Caitlin Clark and Angel Reese aren’t the only women’s basketball players getting more scrutiny over their play and security. Paige Bueckers, the presumptive No. 1 pick of the 2025 WNBA Draft (and possible future Washington Mystics guard?) recently received a protective order from an alleged online stalker.
The 2024 WNBA season has seen a lot of increased attention by fans who otherwise wouldn’t be followers of the league, or perhaps women’s basketball in general. With Indiana Fever rookie guard Caitlin Clark and Chicago Sky forward Angel Reese now in the WNBA, more people are tuning in. All of that’s great. But that also means that the league will also have to start handling more drama around fans and other social media followers who take things too far.
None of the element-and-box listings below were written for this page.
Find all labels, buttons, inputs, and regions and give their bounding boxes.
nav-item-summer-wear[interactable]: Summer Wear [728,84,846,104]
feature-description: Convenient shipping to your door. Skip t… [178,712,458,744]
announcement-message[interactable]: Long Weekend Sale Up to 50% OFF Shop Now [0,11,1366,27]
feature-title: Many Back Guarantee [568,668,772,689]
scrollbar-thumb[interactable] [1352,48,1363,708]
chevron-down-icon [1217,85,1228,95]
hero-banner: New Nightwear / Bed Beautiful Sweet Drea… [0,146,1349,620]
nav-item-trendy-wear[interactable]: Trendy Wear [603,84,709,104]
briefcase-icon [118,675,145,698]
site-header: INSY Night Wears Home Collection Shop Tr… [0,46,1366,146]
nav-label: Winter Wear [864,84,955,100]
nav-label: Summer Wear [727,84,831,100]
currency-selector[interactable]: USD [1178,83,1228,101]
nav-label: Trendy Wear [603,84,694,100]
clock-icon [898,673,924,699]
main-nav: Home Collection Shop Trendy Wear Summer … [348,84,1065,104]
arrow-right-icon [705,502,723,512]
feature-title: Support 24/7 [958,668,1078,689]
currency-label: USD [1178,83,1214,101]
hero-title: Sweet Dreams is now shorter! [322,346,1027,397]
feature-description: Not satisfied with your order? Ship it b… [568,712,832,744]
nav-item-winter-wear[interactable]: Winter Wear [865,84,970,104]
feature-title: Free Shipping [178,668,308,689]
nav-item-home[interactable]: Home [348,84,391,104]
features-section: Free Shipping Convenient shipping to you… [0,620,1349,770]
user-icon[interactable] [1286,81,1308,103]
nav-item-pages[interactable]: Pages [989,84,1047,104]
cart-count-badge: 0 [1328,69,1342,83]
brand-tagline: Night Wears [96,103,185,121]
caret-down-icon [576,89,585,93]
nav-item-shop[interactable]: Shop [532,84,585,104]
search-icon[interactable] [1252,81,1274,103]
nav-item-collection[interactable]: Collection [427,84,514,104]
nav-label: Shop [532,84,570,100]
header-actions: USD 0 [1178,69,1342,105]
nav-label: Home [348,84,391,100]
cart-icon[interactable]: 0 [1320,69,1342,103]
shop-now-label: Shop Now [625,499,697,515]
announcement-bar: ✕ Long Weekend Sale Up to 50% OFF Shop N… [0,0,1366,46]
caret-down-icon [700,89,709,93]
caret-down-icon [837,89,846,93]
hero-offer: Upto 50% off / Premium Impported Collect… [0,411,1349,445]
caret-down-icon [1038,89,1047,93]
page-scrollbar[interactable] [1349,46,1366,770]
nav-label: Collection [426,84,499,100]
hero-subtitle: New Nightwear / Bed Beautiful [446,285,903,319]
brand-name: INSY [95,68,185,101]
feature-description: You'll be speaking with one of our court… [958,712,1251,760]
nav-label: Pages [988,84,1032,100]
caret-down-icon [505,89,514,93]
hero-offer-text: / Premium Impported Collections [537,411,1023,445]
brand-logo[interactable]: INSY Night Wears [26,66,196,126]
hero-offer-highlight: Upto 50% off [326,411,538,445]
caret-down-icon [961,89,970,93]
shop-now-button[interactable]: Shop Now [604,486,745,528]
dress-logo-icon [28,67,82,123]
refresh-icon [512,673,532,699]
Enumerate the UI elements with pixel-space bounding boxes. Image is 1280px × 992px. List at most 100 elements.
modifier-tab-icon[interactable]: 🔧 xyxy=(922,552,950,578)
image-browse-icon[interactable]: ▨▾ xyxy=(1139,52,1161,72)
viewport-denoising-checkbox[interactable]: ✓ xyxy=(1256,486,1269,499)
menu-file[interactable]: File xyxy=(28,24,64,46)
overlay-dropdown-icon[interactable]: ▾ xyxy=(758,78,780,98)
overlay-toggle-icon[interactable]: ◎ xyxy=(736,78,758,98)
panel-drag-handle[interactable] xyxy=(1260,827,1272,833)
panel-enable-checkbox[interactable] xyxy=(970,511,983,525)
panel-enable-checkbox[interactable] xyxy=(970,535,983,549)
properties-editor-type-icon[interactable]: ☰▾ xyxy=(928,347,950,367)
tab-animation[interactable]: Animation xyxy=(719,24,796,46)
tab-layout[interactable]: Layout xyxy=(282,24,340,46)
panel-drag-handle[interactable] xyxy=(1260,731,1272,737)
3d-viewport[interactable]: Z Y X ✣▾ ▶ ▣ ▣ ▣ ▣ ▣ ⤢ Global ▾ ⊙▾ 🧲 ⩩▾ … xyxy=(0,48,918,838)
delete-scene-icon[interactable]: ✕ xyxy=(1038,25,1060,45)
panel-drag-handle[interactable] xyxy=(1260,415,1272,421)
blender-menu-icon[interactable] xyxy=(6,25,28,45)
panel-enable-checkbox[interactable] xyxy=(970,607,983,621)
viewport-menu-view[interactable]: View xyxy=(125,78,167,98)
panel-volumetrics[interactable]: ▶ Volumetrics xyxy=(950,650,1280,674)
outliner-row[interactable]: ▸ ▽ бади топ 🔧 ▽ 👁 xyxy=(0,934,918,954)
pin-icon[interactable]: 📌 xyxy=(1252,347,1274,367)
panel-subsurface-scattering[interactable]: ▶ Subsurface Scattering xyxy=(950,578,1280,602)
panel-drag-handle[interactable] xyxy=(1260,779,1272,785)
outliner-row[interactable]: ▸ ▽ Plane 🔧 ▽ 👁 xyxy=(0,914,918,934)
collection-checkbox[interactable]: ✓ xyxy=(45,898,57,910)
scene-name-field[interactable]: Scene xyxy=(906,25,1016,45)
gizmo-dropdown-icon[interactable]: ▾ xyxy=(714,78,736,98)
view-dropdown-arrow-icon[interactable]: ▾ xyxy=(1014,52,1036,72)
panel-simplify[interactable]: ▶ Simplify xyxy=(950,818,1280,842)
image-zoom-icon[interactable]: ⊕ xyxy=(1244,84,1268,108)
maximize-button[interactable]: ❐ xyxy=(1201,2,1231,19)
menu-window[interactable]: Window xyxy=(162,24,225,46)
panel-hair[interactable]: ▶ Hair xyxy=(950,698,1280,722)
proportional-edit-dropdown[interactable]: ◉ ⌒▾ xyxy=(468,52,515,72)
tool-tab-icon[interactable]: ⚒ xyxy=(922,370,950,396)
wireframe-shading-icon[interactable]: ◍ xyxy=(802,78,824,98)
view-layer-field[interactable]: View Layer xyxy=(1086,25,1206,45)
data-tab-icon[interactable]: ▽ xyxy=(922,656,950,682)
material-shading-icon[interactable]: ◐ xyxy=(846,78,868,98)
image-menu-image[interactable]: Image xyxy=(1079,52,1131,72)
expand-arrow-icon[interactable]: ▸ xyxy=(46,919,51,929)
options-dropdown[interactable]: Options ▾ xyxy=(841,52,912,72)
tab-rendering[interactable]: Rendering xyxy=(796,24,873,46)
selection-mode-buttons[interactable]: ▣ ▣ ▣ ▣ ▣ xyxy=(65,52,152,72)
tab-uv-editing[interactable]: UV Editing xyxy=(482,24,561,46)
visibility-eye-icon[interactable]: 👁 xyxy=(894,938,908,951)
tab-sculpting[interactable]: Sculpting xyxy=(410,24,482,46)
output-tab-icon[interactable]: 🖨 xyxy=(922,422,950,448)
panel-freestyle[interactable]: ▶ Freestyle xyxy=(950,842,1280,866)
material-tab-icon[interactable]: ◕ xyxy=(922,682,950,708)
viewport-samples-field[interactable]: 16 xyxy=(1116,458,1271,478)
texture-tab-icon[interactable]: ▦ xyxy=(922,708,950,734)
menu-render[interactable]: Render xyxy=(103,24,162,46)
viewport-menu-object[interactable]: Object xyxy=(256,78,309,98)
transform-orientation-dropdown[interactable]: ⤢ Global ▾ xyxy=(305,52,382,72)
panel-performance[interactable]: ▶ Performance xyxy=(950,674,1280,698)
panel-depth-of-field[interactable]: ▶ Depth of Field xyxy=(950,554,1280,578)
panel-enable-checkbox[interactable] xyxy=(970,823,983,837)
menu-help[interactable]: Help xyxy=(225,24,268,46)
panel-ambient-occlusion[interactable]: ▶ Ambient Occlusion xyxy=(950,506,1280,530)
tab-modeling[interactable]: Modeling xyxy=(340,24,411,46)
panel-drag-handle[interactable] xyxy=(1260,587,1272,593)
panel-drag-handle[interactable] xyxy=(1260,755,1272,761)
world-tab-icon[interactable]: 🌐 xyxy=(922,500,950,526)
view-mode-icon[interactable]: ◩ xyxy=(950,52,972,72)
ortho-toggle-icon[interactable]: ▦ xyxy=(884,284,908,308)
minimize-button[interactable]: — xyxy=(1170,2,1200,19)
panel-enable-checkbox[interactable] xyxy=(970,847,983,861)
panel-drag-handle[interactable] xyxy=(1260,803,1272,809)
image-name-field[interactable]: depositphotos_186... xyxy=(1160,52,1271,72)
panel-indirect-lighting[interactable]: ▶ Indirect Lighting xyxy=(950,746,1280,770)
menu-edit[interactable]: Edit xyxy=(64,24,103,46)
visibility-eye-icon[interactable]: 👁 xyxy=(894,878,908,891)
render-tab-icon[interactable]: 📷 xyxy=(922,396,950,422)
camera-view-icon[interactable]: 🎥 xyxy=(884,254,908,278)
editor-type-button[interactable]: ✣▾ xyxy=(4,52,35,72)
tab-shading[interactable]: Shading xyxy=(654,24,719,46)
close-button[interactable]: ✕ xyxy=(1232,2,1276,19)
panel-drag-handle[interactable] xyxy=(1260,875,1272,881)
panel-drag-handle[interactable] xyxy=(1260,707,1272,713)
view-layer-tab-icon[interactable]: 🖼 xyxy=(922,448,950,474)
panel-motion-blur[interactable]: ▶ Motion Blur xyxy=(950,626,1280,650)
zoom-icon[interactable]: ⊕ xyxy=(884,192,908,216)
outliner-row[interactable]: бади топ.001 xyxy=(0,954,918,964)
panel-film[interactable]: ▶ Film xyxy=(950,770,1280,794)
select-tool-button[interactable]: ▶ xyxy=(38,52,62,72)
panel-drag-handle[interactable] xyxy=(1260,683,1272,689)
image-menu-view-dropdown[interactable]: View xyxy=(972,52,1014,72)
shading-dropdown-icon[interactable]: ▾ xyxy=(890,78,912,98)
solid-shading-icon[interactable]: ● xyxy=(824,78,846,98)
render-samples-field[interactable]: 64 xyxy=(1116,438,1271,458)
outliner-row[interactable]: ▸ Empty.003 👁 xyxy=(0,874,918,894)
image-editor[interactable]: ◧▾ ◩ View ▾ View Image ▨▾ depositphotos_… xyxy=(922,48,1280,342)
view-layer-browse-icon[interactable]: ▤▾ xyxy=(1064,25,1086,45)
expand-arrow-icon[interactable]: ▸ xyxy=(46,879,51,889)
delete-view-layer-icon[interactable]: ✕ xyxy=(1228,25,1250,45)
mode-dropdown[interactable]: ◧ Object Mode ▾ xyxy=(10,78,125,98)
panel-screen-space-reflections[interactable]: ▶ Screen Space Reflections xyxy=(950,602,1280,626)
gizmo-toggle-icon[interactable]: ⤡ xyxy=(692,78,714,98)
This WNBA season, the Washington Mystics have stayed under the radar despite the growth that many other teams experienced, at least until their recent winning stretch the last couple weeks. But Washington, the District itself, was in the center of one of these Clark-Reese rivalry spats when a Fever fan tried to confront Chicago Sky guard Chennedy Carter at the team’s hotel last June.
And now, another famous basketball player who MAY be the Mystics’ next franchise player is on the news because of a man who is charged of electronically stalking her the last several months.
According to multiple reports including ESPN and the New Canaan Advertiser, Robert Cole Parmalee, a 40-year-old man from Oregon, was charged in Connecticut state court of breach of peace, electronic stalking, and harassment to a Connecticut Huskies women’s basketball player, namely Paige Bueckers.
From reading all of these articles and even seeing some of these posts, here’s what happened.
- Parmalee allegedly direct messaged Bueckers on social media as early as last February. She reached out to UConn police about it.
- UConn administration became aware of Parmalee in June. However, law enforcement determined that the messages Parmalee sent as well as his public posts on social media networks like TikTok weren’t criminal.
- Parmalee posted some bizarre messages about Bueckers on TikTok, including fake wedding invites with him showing an engagement ring and threatening those who wanted to get in his way of getting to her.
- He FLEW to Bradley International Airport near Hartford from the west coast.
- Connecticut State Police arrested Parmalee after he was walking down a highway on an unrelated arson charge from Oregon near the airport. That arson charge is now expected to be dropped.
- I’m not a lawyer, but I wonder how someone with an outstanding warrant can be allowed to fly on a plane.
Ultimately, Parmalee will be in jail on a $100,000 bond and will be in court later this fall. In the meantime, Bueckers has a protective order against him, rightfully so.
But this article isn’t simply about the alleged “Paige Bueckers stalker.” Rather it’s on a bigger trend I’ve seen in women’s professional basketball this year. There’s a lot more coverage, which is great. But the potential security issues players face, whether it’s an angry fan over a play, or a creepy stalker, has also increased.
And though Bueckers isn’t a WNBA player yet, she will almost definitely be next year. And given today’s era of NIL deals, Bueckers now gets paid, and she has attended Mystics games at Entertainment and Sports Arena, including this year. Considering that she won’t be as big of a celebrity in the DMV like she would in Connecticut, now that we know about this alleged stalker, thank God he didn’t decide to come to ESA.
There is no one solution on how the WNBA can improve the physical security of its players. But given that Bueckers should be playing somewhere in the league in 2025, the league should start investing into more strategies and methods to minimize these things from happening in the future.